Learning feels like a slow, progressive process. It feels like everyone is stuck in the same morass and will end up in the same place.
The reality is that small differences in the pace of learning can make huge differences down the line. Even more important than the pace is the daily quantity of learning. Two hours a day vs one hour a day of focused intense learning and practice over the course of years results in knowledge and skills many times higher, not just double.
Selection of what to learn is critically important. Many kids are pushed by their parents to develop very high levels of skills in areas that will not benefit them in life. Football, ballet, violin, and skills like that may have a place in life, but in my opinion are not nearly as important as skills to survive and thrive like entrepreneurship, farming, and using tools. Most superb football players without other skills spend most of their lives in low end jobs, often ending up careworn and unhealthy due to no free time. Most superb entrepreneurs spend most of their lives doing anything they wish after having some business success and are healthy and happy.
As a little kid, I was a decent learner, but nothing special. I remember kids who knew more than me and could pick up new skills and concepts faster than me. I was middle of the road early on until I developed a true love of reading. My parents didn’t have a TV, so I spent many hours every day reading all sorts of fiction… By the time high school came around, my reading comprehension was higher than my peers. I still had poor grades till my senior year because I did all my homework in class as I considered my home time sacred.
My friend Justin, son of a roofing entrepreneur, got me to start a landscaping business with him at 17. It only lasted three months, but it was a firehose of learning for me and I never forgot it. College was mostly a waste as I became a heavy alcoholic. I had a couple of good classes at UW though… Microeconomics, intro to law, intro to business accounting. And I learned a lot about people, first in the dorms then in a fraternity (basically a wolfpack).
My learning got back on track around the age of 24, a year before I started my own business. I signed up for a programming course, then worked through a couple of programming books. At this point, I was similar to many of my peers from a learning standpoint. A few, like Levi and maybe Nick, were far ahead of me.
When I started my own business, Coalition Technologies, I began learning at a very fast rate and at a very high volume.

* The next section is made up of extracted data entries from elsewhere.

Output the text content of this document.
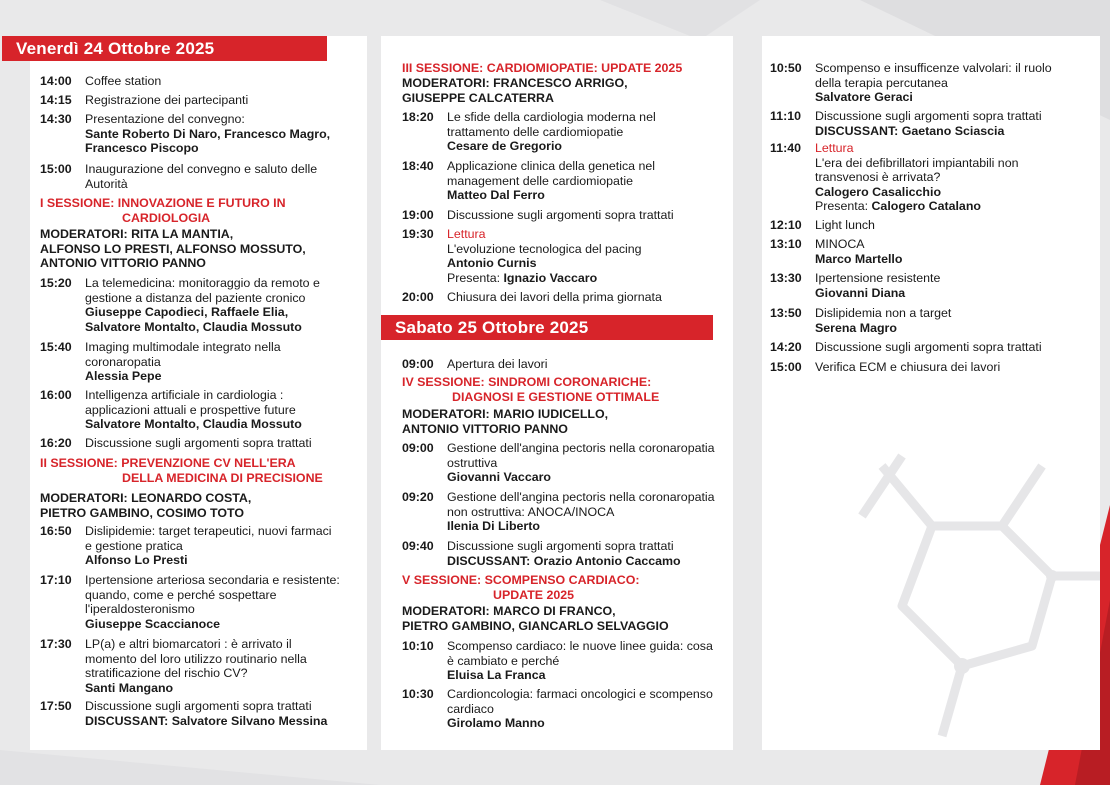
Venerdì 24 Ottobre 2025
14:00	Coffee station
14:15	Registrazione dei partecipanti
14:30	Presentazione del convegno:
Sante Roberto Di Naro, Francesco Magro,
Francesco Piscopo
15:00	Inaugurazione del convegno e saluto delle
Autorità
I SESSIONE: INNOVAZIONE E FUTURO IN
CARDIOLOGIA
MODERATORI: RITA LA MANTIA,
ALFONSO LO PRESTI, ALFONSO MOSSUTO,
ANTONIO VITTORIO PANNO
15:20	La telemedicina: monitoraggio da remoto e
gestione a distanza del paziente cronico
Giuseppe Capodieci, Raffaele Elia,
Salvatore Montalto, Claudia Mossuto
15:40	Imaging multimodale integrato nella
coronaropatia
Alessia Pepe
16:00	Intelligenza artificiale in cardiologia :
applicazioni attuali e prospettive future
Salvatore Montalto, Claudia Mossuto
16:20	Discussione sugli argomenti sopra trattati
II SESSIONE: PREVENZIONE CV NELL'ERA
DELLA MEDICINA DI PRECISIONE
MODERATORI: LEONARDO COSTA,
PIETRO GAMBINO, COSIMO TOTO
16:50	Dislipidemie: target terapeutici, nuovi farmaci
e gestione pratica
Alfonso Lo Presti
17:10	Ipertensione arteriosa secondaria e resistente:
quando, come e perché sospettare
l'iperaldosteronismo
Giuseppe Scaccianoce
17:30	LP(a) e altri biomarcatori : è arrivato il
momento del loro utilizzo routinario nella
stratificazione del rischio CV?
Santi Mangano
17:50	Discussione sugli argomenti sopra trattati
DISCUSSANT: Salvatore Silvano Messina
III SESSIONE: CARDIOMIOPATIE: UPDATE 2025
MODERATORI: FRANCESCO ARRIGO,
GIUSEPPE CALCATERRA
18:20	Le sfide della cardiologia moderna nel
trattamento delle cardiomiopatie
Cesare de Gregorio
18:40	Applicazione clinica della genetica nel
management delle cardiomiopatie
Matteo Dal Ferro
19:00	Discussione sugli argomenti sopra trattati
19:30	Lettura
L'evoluzione tecnologica del pacing
Antonio Curnis
Presenta: Ignazio Vaccaro
20:00	Chiusura dei lavori della prima giornata
Sabato 25 Ottobre 2025
09:00	Apertura dei lavori
IV SESSIONE: SINDROMI CORONARICHE:
DIAGNOSI E GESTIONE OTTIMALE
MODERATORI: MARIO IUDICELLO,
ANTONIO VITTORIO PANNO
09:00	Gestione dell'angina pectoris nella coronaropatia
ostruttiva
Giovanni Vaccaro
09:20	Gestione dell'angina pectoris nella coronaropatia
non ostruttiva: ANOCA/INOCA
Ilenia Di Liberto
09:40	Discussione sugli argomenti sopra trattati
DISCUSSANT: Orazio Antonio Caccamo
V SESSIONE: SCOMPENSO CARDIACO:
UPDATE 2025
MODERATORI: MARCO DI FRANCO,
PIETRO GAMBINO, GIANCARLO SELVAGGIO
10:10	Scompenso cardiaco: le nuove linee guida: cosa
è cambiato e perché
Eluisa La Franca
10:30	Cardioncologia: farmaci oncologici e scompenso
cardiaco
Girolamo Manno
10:50	Scompenso e insufficenze valvolari: il ruolo
della terapia percutanea
Salvatore Geraci
11:10	Discussione sugli argomenti sopra trattati
DISCUSSANT: Gaetano Sciascia
11:40	Lettura
L'era dei defibrillatori impiantabili non
transvenosi è arrivata?
Calogero Casalicchio
Presenta: Calogero Catalano
12:10	Light lunch
13:10	MINOCA
Marco Martello
13:30	Ipertensione resistente
Giovanni Diana
13:50	Dislipidemia non a target
Serena Magro
14:20	Discussione sugli argomenti sopra trattati
15:00	Verifica ECM e chiusura dei lavori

I spent 7 days a week, 12 hours a day either working or learning, often both. Most of my peers at this point were focused more on having fun or starting families (and families are more important than business success btw). I am not the smartest or quickest guy, but I am the most persistent. By 27 years old, learning at this pace had brought me neck and neck with my most knowledgeable and skilled peers like Levi.
I continued that pace until I was 32 when my wife became pregnant and we bought our first house and I joined a country club and became obsessed with golf for a year. Most of my peers had spent those years not as focused on learning as I had, whereas I had built up a massive advantage by reading probably a hundred business autobiographies and how tos, programming three massive business toolsets for my company, and spending thousands of hours learning and doing business skills like recruiting, training, HR management, accounting, finance, legal, etc.
Knowledge and skills deteriorate when not used. The last seven years since I was 32 have seen my business skills lose their brilliant cutting edge. I have worked 3-6 hours a day during this period (mostly emails so not nearly as intense or valuable) so the skills are there, but not growing like they did except in a couple areas like high finance and maybe a bit of senior leadership.
I still love to learn and have developed whole new skills in this period: golf (useless frustrating waste of time), construction, heavy equipment operation, mechanical things, finance programming.
The reason I share this story is to illustrate that learning has massively compounding returns if done in the right areas.
I now spend a significant portion of my time and effort trying to help my kids learn. Their learning time has a far higher payoff than my own time. I think they learn at least 100x faster than I do as they are so young. I am trying to help them have fun and gain as much of a life advantage as possible in this time of fast learning.
Here is a rough guess at learning speed by age:
My grandpa is 87… Let’s call him capable of learning 1 new unit a day. Of course he has 87 years of knowledge and experience, which is a massive advantage unto itself.
I am 39, I think my brain is capable of learning 10x the speed of my grandfather.
My learning at the age of 25 was probably 5x what I can do now, so 50x my 87 year old grandfather.
My brother Josh at 16 years old I think was a 4x faster learner than me at 25… So maybe 200x an 87 year old brain.
My 3 year olds learn maybe 10x faster than a 16 year old… But since they are starting from near zero knowledge it seems slow. So 2000x an 87 year old brain
And my 10 month old baby learns massive new amounts daily, but it is all super basic things like standing and toddling. He might be 10x beyond the 3 year olds, so 20,000x an 87 year old brain.
My kids are going to live their own lives and have their own interests, but my hope is to instill a lifelong love of learning and to make sure they learn skills for surviving and thriving before adulthood. I am leaning towards homeschooling so they can learn at their own pace, not the pace of the slowest and least advanced kid in the classroom. My concern here would be socialization, but I think this is overrated possibly. I will maybe send them for part days at school for recess and sports.
I want my kids to learn to love reading, to learn entrepreneurship, finance, legal, farming, tool usage, programming, and building things. They will also need to learn how to get along with others, and how to deal with bullies and bad actors.